Even Mr. Romney, who has been more measured in his remarks, may have lost Hispanic support over his criticism of a Texas law that allows some children of illegal immigrants to attend state colleges on in-state tuition.
'He can make as many trips to Florida and New Mexico and Colorado and other swing states that have a large Latino population, but he can write off the Latino vote,' said Lionel Sosa, a strategist in Texas who advised Mr. Bush and Senator John McCain on appealing to Hispanics. 'He's not going to gain it again.

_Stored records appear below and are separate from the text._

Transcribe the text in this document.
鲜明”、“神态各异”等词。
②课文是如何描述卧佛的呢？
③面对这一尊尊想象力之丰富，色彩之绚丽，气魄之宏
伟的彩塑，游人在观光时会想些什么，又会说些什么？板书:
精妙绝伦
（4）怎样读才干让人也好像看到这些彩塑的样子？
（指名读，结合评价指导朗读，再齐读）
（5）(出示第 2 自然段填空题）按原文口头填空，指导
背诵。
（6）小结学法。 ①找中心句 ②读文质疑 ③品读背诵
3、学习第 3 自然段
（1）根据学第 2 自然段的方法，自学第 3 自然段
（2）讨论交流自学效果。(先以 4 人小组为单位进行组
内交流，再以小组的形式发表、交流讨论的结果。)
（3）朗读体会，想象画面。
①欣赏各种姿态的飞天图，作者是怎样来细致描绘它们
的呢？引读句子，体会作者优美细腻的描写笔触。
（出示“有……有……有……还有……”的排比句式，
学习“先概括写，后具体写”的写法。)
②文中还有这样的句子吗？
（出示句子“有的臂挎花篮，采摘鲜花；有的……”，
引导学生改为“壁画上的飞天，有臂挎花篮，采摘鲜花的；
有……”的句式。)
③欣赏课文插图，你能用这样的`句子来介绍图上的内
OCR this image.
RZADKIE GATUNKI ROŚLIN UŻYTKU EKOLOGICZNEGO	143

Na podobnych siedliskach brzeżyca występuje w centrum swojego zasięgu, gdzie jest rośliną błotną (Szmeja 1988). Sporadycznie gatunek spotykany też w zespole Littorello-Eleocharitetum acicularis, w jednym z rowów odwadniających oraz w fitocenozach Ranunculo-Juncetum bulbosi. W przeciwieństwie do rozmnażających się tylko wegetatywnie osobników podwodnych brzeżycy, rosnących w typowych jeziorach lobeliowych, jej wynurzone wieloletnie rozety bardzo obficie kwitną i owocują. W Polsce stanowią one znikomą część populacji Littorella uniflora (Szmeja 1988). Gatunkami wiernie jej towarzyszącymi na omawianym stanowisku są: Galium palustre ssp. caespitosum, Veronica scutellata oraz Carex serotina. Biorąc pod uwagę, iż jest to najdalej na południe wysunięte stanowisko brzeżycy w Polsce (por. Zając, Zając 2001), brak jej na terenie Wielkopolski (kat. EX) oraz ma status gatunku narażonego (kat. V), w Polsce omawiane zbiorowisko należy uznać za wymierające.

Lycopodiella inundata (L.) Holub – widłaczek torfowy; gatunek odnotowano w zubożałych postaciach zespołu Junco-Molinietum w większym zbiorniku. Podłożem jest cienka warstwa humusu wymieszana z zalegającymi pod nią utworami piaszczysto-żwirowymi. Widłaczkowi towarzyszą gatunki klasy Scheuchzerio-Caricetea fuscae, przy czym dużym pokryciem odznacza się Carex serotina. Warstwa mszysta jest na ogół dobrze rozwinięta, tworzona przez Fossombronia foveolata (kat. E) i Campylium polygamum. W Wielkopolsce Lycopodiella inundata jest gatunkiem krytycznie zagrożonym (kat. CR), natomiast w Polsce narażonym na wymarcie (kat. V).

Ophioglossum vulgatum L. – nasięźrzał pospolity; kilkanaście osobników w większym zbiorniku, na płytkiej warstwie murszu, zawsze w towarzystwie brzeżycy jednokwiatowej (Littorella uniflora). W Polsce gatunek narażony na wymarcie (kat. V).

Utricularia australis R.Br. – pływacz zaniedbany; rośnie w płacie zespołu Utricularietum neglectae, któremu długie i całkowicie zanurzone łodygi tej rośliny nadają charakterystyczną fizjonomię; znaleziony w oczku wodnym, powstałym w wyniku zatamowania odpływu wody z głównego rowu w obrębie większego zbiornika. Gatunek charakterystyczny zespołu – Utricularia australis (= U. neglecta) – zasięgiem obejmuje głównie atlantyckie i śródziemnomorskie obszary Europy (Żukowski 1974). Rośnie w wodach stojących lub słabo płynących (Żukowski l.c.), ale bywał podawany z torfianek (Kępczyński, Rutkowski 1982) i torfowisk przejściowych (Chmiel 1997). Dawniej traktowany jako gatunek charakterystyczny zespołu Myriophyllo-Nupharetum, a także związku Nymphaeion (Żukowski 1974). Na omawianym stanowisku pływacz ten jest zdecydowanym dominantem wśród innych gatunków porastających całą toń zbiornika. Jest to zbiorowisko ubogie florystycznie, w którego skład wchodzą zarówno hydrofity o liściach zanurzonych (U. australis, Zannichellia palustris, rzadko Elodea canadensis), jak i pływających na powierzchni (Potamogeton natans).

Gabriel pointed to Senate Majority Leader Harry Reid holding on to his seat in Nevada over Sharron Angle as a sign that Republicans missed an opportunity, quoting Democratic strategist Andres Ramirez
'Their rhetoric on illegal immigration was very over the top,' he said. 'It will cost them in the future.'
We shall see.
On the same page Thursday appeared reporter Julia Preston, a reporter whose coverage is very sympathetic toward illegal immigrants. She took a surprising fiscal conservative angle in arguing against a border fence in 'Some Cheer Border Fence As Others Ponder the Cost.'
Proposals for an imposing border fence have drawn cheers at Republican rallies. Border security appears to be an area where some Republican candidates are ready to set aside their priority on fiscal discipline, since security analysts say very little research is available on how much a border-length fence would cost.
Unlike the Times' cheerleading coverage for budget-busting Obamacare, the Times was diligent in tallying up every conceivable possible cost of a border-length fence.
In 2009, the Congressional Search Service reported that the Department of Homeland Security had spent roughly up to $21 million per mile to build a primary fence near San Diego. The cost had ballooned as the fence extended into hills and gullies along the line.
The same year, Customs and Border Protection estimated costs of building an additional 3.5 miles of fence near San Diego at $16 million per mile. Even this lower figure would yield a rough projection of $22.4 billion for a single fence across the 1,400 miles remaining today.
These estimates do not include the costs of acquiring land, nor the expense of maintaining a fence that is exposed to constant efforts by illegal crossers to bore through it or under it or to bring it down. In March, Customs and Border Protection estimated it would cost $6.5 billion 'to deploy, operate and maintain' the existing border fencing over an expected maximum lifetime of 20 years. The agency reported repairing 4,037 breaches in 2010 alone.